Avec le temps qui passe, les hommes deviennent moins instinctifs et plus «émotionnels». C’est un vrai plus dans la relation sexuelle, ils privilégient davantage la qualité à la quantité ou la performance.
Tout est plus long (ou plus rapide) dans la relation sexuelle, l’excitation et les préliminaires, le maintien de l’excitation, l’éjaculation, la période réfractaire, la qualité de l’orgasme… Il faut donc soutenir davantage les stimulations sexuelles, ce qui oblige à travailler son cinéma érotique et à faire preuve d’imagination.

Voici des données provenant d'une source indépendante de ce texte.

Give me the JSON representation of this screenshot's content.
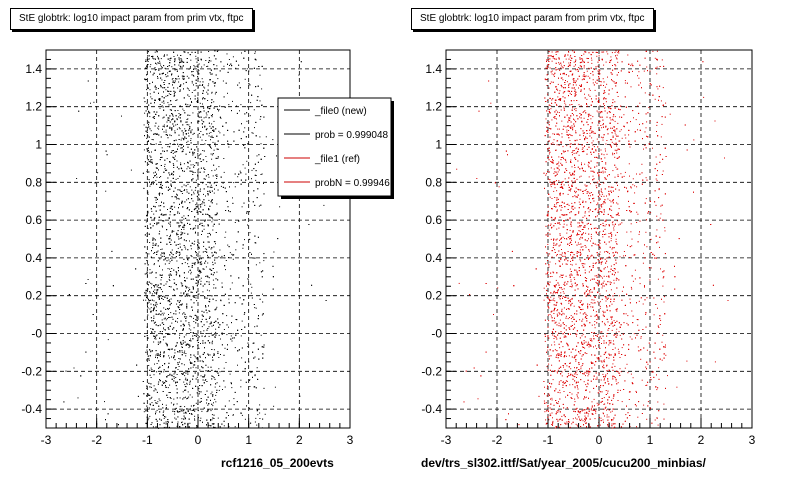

On se connaît mieux avec le temps. Son corps, son orgasme, ses faiblesses, ses forces, c’est familier. On peut donc se permettre d’exprimer plus facilement ses désirs, ses attentes, ses refus, ouvertement et sans complexe.
La routine des vieux amants a des qualités à ne pas sous-estimer. Elle sécurise et n’oblige pas à se remettre en question à chaque fois (ce qui est épuisant à la longue !). Elle s’appuie sur une solide connaissance de l’autre et s’accompagne de rituels apaisants (retrouvailles qui rythment et ponctuent le quotidien).